On the Edge-graceful Spectra of the Cylinder Graphs (I)

Sin-Min Lee1, Claude Levesque2, Sheng-Ping Bill Lo3, Karl Schaffer4
1Department of Computer Science San Jose State University San Jose, California 95192 U.S.A.
2Département de mathématiques et de statistique Université Laval Québec, QC Canada G1K 7P4
3Cisco Systems, Inc. 170, West Tasman Drive San Jose, CA 95134
4Department of Mathematics De Anza College Cupertino, CA95014

Abstract

Let \( G \) be a \( (p, q) \)-graph and \( k \geq 0 \). A graph \( G \) is said to be k-edge-graceful if the edges can be labeled by \( k, k+1, \dots, k+q-1 \) so that the vertex sums are distinct, modulo \( p \).
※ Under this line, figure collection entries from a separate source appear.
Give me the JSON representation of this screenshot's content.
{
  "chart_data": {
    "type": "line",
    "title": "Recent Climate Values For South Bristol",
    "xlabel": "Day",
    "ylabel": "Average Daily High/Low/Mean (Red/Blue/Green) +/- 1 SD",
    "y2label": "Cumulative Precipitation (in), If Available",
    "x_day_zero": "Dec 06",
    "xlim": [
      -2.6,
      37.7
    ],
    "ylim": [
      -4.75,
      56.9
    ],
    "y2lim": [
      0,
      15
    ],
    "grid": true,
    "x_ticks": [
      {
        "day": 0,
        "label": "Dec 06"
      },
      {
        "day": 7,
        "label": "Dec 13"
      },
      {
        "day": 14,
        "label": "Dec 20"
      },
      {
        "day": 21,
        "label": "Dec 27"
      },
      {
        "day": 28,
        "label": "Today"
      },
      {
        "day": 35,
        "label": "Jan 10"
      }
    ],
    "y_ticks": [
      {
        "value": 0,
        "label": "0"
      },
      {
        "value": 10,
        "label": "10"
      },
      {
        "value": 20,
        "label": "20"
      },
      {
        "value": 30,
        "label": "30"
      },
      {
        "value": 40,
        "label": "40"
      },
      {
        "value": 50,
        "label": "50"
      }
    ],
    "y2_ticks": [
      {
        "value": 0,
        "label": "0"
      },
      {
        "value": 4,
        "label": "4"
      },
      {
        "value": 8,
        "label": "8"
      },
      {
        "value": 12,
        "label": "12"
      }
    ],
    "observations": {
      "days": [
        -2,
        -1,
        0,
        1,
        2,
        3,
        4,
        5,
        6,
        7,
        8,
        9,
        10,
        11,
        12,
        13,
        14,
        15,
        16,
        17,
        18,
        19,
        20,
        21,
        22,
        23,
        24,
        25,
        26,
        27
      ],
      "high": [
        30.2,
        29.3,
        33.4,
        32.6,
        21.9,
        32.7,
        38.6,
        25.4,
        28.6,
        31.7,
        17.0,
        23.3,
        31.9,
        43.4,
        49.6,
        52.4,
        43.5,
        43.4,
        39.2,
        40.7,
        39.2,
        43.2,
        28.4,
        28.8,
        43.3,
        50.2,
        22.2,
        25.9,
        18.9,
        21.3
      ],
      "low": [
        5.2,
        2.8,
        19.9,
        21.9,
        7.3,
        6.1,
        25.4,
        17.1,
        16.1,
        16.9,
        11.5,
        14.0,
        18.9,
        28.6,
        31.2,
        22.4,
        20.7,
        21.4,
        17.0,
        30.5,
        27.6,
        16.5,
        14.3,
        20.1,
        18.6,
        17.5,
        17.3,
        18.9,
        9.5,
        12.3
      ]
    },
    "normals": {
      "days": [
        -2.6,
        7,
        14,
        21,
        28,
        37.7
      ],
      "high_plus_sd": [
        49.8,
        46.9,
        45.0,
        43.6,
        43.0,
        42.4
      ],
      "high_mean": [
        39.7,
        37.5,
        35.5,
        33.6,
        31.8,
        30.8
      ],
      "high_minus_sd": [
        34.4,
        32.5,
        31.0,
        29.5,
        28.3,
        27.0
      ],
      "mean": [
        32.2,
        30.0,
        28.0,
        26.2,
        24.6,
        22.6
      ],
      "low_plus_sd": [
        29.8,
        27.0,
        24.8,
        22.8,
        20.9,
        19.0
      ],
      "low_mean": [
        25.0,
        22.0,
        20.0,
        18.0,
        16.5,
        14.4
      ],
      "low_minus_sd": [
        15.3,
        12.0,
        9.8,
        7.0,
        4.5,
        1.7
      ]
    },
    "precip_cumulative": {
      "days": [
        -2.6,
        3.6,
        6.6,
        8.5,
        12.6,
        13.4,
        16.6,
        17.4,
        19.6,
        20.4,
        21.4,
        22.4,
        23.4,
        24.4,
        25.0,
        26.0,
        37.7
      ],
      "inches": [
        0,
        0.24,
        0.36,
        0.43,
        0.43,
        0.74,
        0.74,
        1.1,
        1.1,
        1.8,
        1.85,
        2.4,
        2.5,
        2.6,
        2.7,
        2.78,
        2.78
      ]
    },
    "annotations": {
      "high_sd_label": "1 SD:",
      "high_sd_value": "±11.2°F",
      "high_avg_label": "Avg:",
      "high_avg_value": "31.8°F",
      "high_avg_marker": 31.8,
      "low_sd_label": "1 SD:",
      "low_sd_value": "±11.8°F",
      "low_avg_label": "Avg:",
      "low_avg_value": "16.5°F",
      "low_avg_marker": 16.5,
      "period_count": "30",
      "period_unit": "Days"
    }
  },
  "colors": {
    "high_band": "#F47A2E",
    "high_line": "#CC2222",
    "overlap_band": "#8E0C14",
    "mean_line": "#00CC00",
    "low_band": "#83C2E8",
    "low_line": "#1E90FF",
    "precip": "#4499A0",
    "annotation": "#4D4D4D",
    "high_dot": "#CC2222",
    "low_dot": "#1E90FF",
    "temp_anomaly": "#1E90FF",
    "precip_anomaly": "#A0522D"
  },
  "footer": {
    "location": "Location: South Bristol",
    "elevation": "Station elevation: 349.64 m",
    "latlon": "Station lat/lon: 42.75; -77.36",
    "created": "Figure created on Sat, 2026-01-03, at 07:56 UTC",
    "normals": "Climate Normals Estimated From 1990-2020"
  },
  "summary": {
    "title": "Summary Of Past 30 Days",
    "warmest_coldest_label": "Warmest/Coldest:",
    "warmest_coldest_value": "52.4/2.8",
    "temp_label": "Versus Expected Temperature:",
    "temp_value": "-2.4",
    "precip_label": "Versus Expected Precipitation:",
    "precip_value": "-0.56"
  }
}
We denote the set of all \( k \) such that \( G \) is \( k \)-edge graceful by \( \text{egS}(G) \). The set is called the \textbf{edge-graceful spectrum} of \( G \). In this paper, we are concerned with the problem of exhibiting sets of natural numbers which are the edge-graceful spectra of the cylinder \( C_{n} \times P_{m} \), for certain values of \( n \) and \( m \).